Extended Data Fig. 1. Workflow of genome assembly and haplotype phasing.

Extended Data Fig. 1

PacBio subreads were corrected using Illumina PE reads with LoRDEC, followed by assembly with the Canu software. Afterward, assembled contigs were separated into two contig collections using HaploMerger2, and one of the collections (HM_ctg2) with similar genome size to our flow cytometric estimation was used for the anchoring of assembled contigs into pseudochromosomes using Juicer and 3D-DNA based on Hi-C data. Finally, a reference genome, totaling 470 M with 15 chromosomes, was obtained.

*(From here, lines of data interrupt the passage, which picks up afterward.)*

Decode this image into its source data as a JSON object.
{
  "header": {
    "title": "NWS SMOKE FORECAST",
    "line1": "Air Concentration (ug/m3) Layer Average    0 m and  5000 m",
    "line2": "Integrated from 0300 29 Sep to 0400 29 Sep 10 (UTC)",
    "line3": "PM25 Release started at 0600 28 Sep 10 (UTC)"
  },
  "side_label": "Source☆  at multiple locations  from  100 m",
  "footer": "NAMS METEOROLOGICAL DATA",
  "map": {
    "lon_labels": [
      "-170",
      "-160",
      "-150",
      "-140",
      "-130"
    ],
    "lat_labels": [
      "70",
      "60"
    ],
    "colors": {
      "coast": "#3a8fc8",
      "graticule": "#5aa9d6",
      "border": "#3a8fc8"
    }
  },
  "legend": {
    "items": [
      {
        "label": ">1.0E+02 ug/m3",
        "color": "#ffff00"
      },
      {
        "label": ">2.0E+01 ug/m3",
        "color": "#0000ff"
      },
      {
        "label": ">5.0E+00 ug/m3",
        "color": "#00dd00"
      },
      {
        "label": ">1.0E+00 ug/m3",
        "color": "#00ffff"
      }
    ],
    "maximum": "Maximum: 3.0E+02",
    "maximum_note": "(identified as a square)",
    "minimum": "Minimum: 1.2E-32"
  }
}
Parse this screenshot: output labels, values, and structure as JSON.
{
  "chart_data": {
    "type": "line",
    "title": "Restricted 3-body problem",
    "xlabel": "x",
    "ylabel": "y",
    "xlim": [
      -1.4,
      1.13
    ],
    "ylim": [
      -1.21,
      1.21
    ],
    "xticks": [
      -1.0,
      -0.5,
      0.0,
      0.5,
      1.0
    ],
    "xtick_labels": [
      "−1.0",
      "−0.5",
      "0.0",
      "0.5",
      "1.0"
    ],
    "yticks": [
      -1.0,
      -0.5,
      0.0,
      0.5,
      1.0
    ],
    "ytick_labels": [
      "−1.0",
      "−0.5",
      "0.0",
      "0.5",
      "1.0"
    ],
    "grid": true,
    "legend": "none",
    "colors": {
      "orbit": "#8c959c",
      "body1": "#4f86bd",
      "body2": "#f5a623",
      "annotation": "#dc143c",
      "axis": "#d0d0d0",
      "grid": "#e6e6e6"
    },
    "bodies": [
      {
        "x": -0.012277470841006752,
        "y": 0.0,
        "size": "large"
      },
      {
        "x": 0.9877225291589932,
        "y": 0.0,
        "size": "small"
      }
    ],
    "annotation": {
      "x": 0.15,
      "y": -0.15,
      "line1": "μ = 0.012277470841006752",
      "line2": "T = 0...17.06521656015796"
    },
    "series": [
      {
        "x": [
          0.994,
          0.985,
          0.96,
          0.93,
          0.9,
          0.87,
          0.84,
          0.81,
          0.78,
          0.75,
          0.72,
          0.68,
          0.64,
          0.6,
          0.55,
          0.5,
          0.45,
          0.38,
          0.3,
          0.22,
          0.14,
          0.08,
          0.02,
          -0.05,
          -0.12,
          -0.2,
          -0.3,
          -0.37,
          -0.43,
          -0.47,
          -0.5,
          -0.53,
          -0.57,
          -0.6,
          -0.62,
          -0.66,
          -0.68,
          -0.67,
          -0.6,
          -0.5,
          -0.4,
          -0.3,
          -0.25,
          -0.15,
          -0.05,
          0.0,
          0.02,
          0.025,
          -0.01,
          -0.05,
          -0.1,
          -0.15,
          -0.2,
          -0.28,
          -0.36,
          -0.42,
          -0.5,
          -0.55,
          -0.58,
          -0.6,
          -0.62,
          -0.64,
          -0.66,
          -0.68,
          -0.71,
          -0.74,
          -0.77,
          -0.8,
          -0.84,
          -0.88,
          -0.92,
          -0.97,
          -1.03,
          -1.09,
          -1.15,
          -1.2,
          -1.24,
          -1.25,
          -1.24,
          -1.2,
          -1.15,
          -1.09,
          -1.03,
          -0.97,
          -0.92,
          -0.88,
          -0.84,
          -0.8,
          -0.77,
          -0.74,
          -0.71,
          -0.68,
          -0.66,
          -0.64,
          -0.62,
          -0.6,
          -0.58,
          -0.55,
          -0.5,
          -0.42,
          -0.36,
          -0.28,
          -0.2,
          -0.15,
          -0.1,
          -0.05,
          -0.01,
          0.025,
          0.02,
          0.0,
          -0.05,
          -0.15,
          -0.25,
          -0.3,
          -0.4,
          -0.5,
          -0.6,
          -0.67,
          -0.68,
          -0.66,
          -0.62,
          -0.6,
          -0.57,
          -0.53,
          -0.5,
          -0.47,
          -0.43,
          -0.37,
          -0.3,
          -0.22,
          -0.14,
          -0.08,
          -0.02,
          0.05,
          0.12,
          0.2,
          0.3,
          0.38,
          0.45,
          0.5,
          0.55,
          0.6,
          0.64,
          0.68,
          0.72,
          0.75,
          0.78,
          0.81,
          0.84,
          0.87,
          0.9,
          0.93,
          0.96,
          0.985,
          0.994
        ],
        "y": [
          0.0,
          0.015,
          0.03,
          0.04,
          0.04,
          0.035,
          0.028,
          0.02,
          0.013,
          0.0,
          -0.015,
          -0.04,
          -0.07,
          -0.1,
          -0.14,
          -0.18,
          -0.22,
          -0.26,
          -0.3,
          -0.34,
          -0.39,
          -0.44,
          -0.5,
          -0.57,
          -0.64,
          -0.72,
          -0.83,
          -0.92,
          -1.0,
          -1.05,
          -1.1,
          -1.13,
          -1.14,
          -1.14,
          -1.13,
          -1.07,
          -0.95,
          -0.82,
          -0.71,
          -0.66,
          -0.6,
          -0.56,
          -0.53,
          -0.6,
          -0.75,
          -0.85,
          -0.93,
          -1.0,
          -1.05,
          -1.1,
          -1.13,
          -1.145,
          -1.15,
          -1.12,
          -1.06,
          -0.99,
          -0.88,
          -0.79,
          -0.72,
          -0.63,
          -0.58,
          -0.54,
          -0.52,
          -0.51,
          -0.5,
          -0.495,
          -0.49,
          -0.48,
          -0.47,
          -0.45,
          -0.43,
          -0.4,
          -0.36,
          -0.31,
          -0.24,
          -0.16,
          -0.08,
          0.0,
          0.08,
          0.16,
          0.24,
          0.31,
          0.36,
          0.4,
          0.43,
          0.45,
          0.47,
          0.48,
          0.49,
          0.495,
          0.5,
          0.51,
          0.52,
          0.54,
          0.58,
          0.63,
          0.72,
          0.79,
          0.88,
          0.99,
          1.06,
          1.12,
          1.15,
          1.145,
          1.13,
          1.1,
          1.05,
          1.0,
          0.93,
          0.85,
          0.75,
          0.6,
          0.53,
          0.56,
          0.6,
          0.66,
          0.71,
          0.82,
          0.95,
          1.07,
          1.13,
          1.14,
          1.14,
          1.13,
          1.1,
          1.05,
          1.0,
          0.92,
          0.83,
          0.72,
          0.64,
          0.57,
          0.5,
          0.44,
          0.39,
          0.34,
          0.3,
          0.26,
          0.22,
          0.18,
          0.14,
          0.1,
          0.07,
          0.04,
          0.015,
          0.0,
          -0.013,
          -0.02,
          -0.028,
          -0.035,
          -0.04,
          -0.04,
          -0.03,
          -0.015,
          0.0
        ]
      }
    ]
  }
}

Haplotype phasing: Illumina reads were mapped against the reference genome and the resulting alignment file was used for variant calling following the GATK4 pipeline. Subsequently, hard-filter passing and biallelic SNPs (11.2 M) were kept for haplotype phasing using HapCUT2. Meanwhile, 10X Genomics reads were used for calling phased SNP blocks. SNPs (6.4 M) combined from the above two sets of SNP blocks were then retained for PacBio reads phasing using the approach first developed for the phasing of sex chromosomes (Zhang et al., 2020). After that, phased reads were de novo assembled with Canu independently, and contigs were linked with the help of the reference genome using RaGOO software. Eventually, 15 pairs of homologous pseudo-chromosomes were obtained and divided into two haplotypes, HY and HH, according to the mapping rates of resequencing data.